So, yes, we support many extensions in GCC, and that's nice, when
looked at in isolation.  But when I think of all the bug reports
I've seen, all the confusion over how these features are supposed
to work, the lack of clear documentation *or* specifications regarding
these extensions and their interactions with each other, and the lack
of adequate testing of many of them, I think that, overall, the attitude
that we can do things our own way has led to an overall failure to
provide a C compiler that users can rely upon *now* and in the *future*
to correctly compile the (GNU C, not just ISO C) code they write.
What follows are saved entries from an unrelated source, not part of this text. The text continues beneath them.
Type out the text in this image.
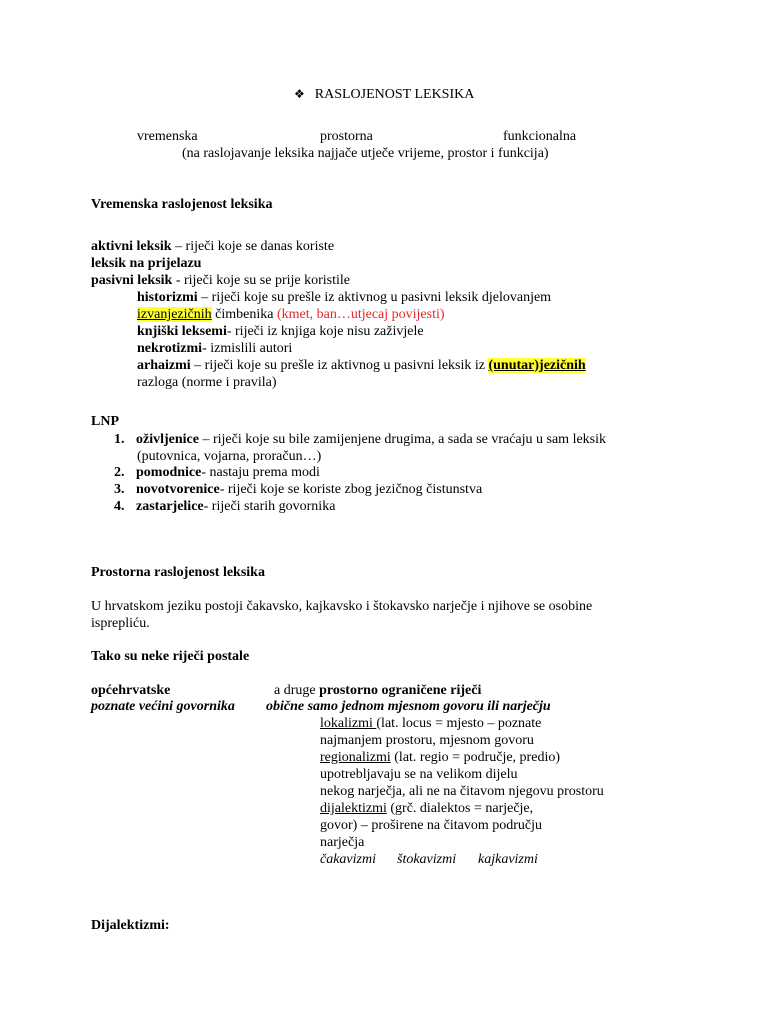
❖ RASLOJENOST LEKSIKA
vremenska	prostorna	funkcionalna
(na raslojavanje leksika najjače utječe vrijeme, prostor i funkcija)
Vremenska raslojenost leksika
aktivni leksik – riječi koje se danas koriste
leksik na prijelazu
pasivni leksik - riječi koje su se prije koristile
historizmi – riječi koje su prešle iz aktivnog u pasivni leksik djelovanjem
izvanjezičnih čimbenika (kmet, ban…utjecaj povijesti)
knjiški leksemi- riječi iz knjiga koje nisu zaživjele
nekrotizmi- izmislili autori
arhaizmi – riječi koje su prešle iz aktivnog u pasivni leksik iz (unutar)jezičnih
razloga (norme i pravila)
LNP
1. oživljenice – riječi koje su bile zamijenjene drugima, a sada se vraćaju u sam leksik
(putovnica, vojarna, proračun…)
2. pomodnice- nastaju prema modi
3. novotvorenice- riječi koje se koriste zbog jezičnog čistunstva
4. zastarjelice- riječi starih govornika
Prostorna raslojenost leksika
U hrvatskom jeziku postoji čakavsko, kajkavsko i štokavsko narječje i njihove se osobine
isprepliću.
Tako su neke riječi postale
općehrvatske	a druge prostorno ograničene riječi
poznate većini govornika obične samo jednom mjesnom govoru ili narječju
lokalizmi (lat. locus = mjesto – poznate
najmanjem prostoru, mjesnom govoru
regionalizmi (lat. regio = područje, predio)
upotrebljavaju se na velikom dijelu
nekog narječja, ali ne na čitavom njegovu prostoru
dijalektizmi (grč. dialektos = narječje,
govor) – proširene na čitavom području
narječja
čakavizmi štokavizmi kajkavizmi
Dijalektizmi:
Particularly insidious is this practice of redefining constructs
that aren't blatantly non-standard in a small chunk of code.  Which
is what RMS (and Linus) appears to want, without users having to specify
-fno-strict-aliasing -- an option that at least gives users *some*
heads-up about the code being in some special dialect, not C.

It's one thing for an expert in ISO C to recognize that
"... __complex__ float x; ..." is obviously not ISO C code.
The "__complex__", or similarly undefined, keyword, gives such
things away.

It's entirely another thing for such an expert to see some code
making references via pointers, see *nothing* wrong with the code
vis-a-vis ISO C, and thus reasonably assume that, since it works
on a wide variety of architectures, that code is playing *no*
aliasing games...and then be proven wrong, because what he *didn't*
know is that the code requires an RMS C compiler to work, because
it *is* playing aliasing games.  By which time, he's devoted many
hours, perhaps days, to making changes to that code (just a portion
of a program, so the *other* portions had to work together with it
to violate the aliasing rules), changes that are then recognized
as a huge waste of time.

If you, the reader, don't grasp what I'm saying there, that's okay,
all it means is you don't understand some basic language-design
principles.  It doesn't mean you're not a great programmer, it just
means you shouldn't be doing language design (e.g. proposing changes
to a language or dialect, especially not pushing for them from
a position of power).

But I'll illustrate (in Fortran, since it's actually clearer) this
concept with an example.  Suppose Barney Super Fortran Programmer
is looking at code like this:

   SUBROUTINE X (A, B)
   ...
   A = B * 2
   ...
   B = B + 9
   ...
   END

No matter what the "call tree" from X down looks like, he *knows*
that, assuming the code is considered "correct" according to the
Fortran standards (and there's no command-line options used to
compile it to say otherwise), e.g. it runs on a wide variety
of platforms, that A *cannot* alias B.

Given that knowledge, he need *not* examine *any* callers of X
to see whether A actually *might* alias B.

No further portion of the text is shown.